Dans la même veine, l’avis du CSP mobilise à propos du registre disciplinaire, un vocabulaire guerrier dans la logique du « réarmement » souhaité par notre gouvernement. Il propose de « rétablir l’ordre scolaire », en prononçant des « sanctions réelles et immédiates », ainsi que de systématiser les « exclusions automatiques de la classe ». Dans ce texte, le choc des savoirs revient à mettre à l’écart les élèves « perturbateurs », afin de protéger le sanctuaire scolaire qu’ils et elles risquent de déstabiliser. Pour accompagner ce « réarmement », le CSP propose de « recentrer les missions des conseillers principaux d’éducation (CPE) sur le respect du règlement intérieur », et ce, afin de soutenir les enseignant·e·s dans l’exercice de leur autorité. Cette vision réductrice du métier de CPE rappelle la figure du surveillant général ou « surgé », ancêtre autoritariste des CPE, épouvantail chargé de faire régner l’ordre d’abord dans les lycées napoléoniens et ceci jusqu’en 1970. Cette position confirme la volonté de revenir à une « école d’antan », puissante et respectée, pourtant bien peu conforme à ce que montrent les études historiques.
De nombreuses recherches ont été menées ces dernières décennies à propos des désordres scolaires, des sanctions, ou encore du rôle joué par les acteurs de l’institution scolaire et notamment les CPE dans l’équilibre fragile entre l’autorité éducative, l’exigence scolaire et le souci du bien-être des élèves, qui favorise le vivre ensemble et permet de travailler plus sereinement. L’avis du CSP mobilise à ce propos des représentations qui méprisent la rigueur de ces travaux scientifiques.

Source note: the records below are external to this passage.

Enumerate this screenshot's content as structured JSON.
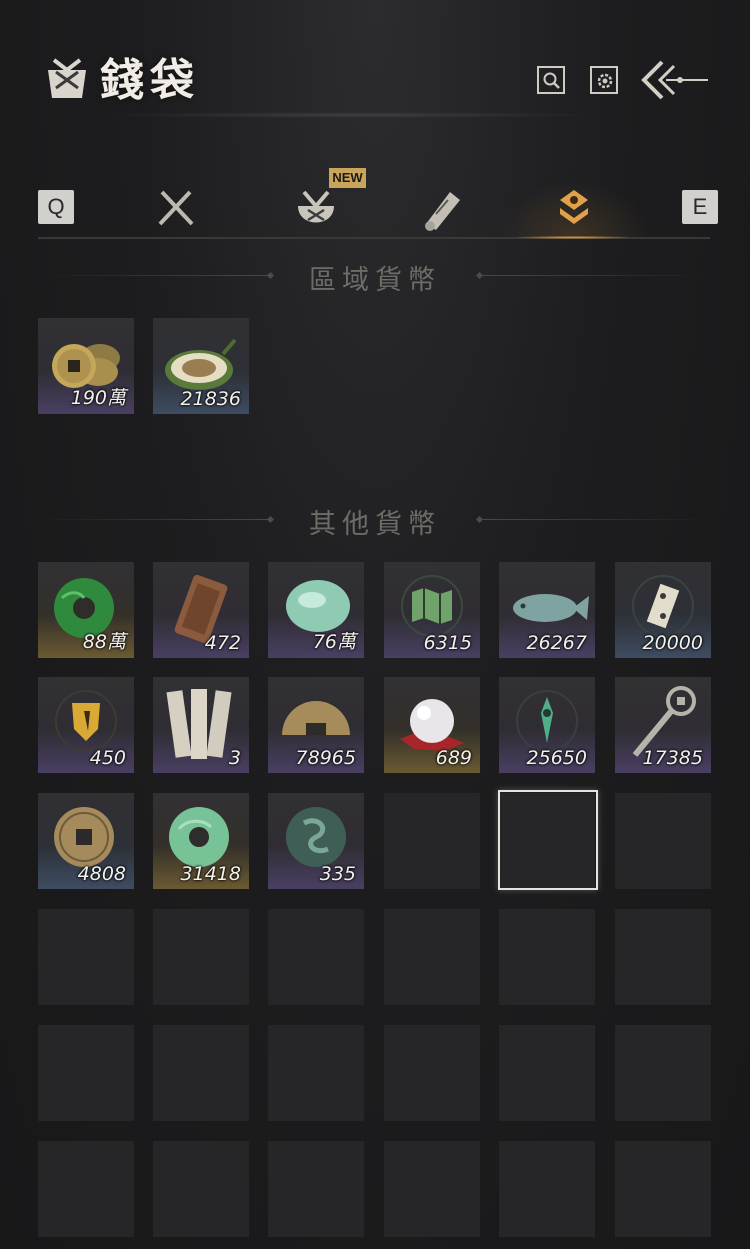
{
  "header": {
    "title": "錢袋",
    "icons": [
      "pouch-icon",
      "search-icon",
      "settings-icon",
      "back-arrow-icon"
    ]
  },
  "tabs": {
    "prev_key": "Q",
    "next_key": "E",
    "new_badge": "NEW",
    "items": [
      "swords-icon",
      "bundle-icon",
      "scroll-icon",
      "currency-icon"
    ],
    "active_index": 3,
    "accent_color": "#e2a04a"
  },
  "regional": {
    "title": "區域貨幣",
    "items": [
      {
        "name": "copper-coins-icon",
        "qty": "190萬",
        "rarity": "purple"
      },
      {
        "name": "melon-icon",
        "qty": "21836",
        "rarity": "blue"
      }
    ]
  },
  "other": {
    "title": "其他貨幣",
    "items": [
      {
        "name": "jade-ring-icon",
        "qty": "88萬",
        "rarity": "gold"
      },
      {
        "name": "bronze-token-icon",
        "qty": "472",
        "rarity": "purple"
      },
      {
        "name": "jade-stone-icon",
        "qty": "76萬",
        "rarity": "purple"
      },
      {
        "name": "map-emblem-icon",
        "qty": "6315",
        "rarity": "purple"
      },
      {
        "name": "jade-fish-icon",
        "qty": "26267",
        "rarity": "purple"
      },
      {
        "name": "domino-emblem-icon",
        "qty": "20000",
        "rarity": "blue"
      },
      {
        "name": "gold-shield-icon",
        "qty": "450",
        "rarity": "purple"
      },
      {
        "name": "bamboo-slips-icon",
        "qty": "3",
        "rarity": "purple"
      },
      {
        "name": "half-coin-icon",
        "qty": "78965",
        "rarity": "purple"
      },
      {
        "name": "pearl-icon",
        "qty": "689",
        "rarity": "gold"
      },
      {
        "name": "green-sigil-icon",
        "qty": "25650",
        "rarity": "purple"
      },
      {
        "name": "coin-sword-icon",
        "qty": "17385",
        "rarity": "purple"
      },
      {
        "name": "ancient-coin-icon",
        "qty": "4808",
        "rarity": "blue"
      },
      {
        "name": "jade-disc-icon",
        "qty": "31418",
        "rarity": "gold"
      },
      {
        "name": "dragon-token-icon",
        "qty": "335",
        "rarity": "purple"
      }
    ],
    "empty_slots": 21
  }
}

L’école française serait soumise à des désordres endémiques provoqués par la bienveillance coupable d’une institution gangrénée, depuis mai 68, par le laxisme de ses personnels et de leur hiérarchie. En demandant des « sanctions réelles » et « systématiques » il sous-entend que les sanctions seraient trop « molles » et trop rares. Pour répondre à cette défaite de l’école républicaine, les médias, les politiques, les éditorialistes appellent au rétablissement de l’autorité, assurément « autoritaire » voire « autoritariste », avec plus de sévérité et un usage décomplexé de réponses plus « dures » face aux comportements perturbateurs.
Contrairement à ces discours, les travaux académiques démontrent que l’école française punit énormément ses élèves, sans doute plus que tous les autres pays de l’OCDE. Cette inflation de sanctions, et en particulier d’exclusions, provoque le sentiment d’injustice chez les élèves et d’inefficacité chez les adultes. Les recherches françaises et internationales sont unanimes sur l’échec de ces politiques : une posture strictement punitive participe à l’augmentation des processus de décrochage et de discrimination, à la dégradation des relations éducatives et de manière contre-intuitive à la multiplication des phénomènes de violence.
Ces dernières années, l’activité professionnelle des CPE a fait l’objet d’un nombre croissant de recherches qui alimentent une connaissance fine des processus éducatifs, au plus près de la diversité des contextes des établissements, des professionnels, des élèves et de leurs parents, bien loin des caricatures et du bruit politico-médiatique. Ces travaux montrent l’importance d’un travail quotidien auprès des élèves dans lequel l’autorité est une composante parmi d’autres. Les CPE œuvrent à inventer des alternatives au tout punitif, à développer les compétences psychosociales des élèves, à leur éducation citoyenne, à conforter des comportements responsables, à favoriser la coopération, à construire des relations fondées sur le respect mutuel. La demande d’un régime disciplinaire plus strict, avec un recentrage de l’activité des CPE sur le maintien de l’ordre et la demande d’externalisation de la gestion des perturbations scolaires, témoignent d’une méconnaissance inquiétante de la diversité de ses missions, et d’une non moins inquiétante méconnaissance des conditions de l’exercice de l’autorité et de la sanction. Mais au-delà de cette nouvelle marque de mépris pour le travail des personnels de l’Éducation nationale et pour celui des chercheuses et chercheurs, le CSP propose ici une vision passéiste de l’école qui va pénaliser l’ensemble des élèves et a fortiori ceux qui maîtrisent le moins les codes scolaires, favoriser un climat de défiance et de tensions et renforcer les inégalités.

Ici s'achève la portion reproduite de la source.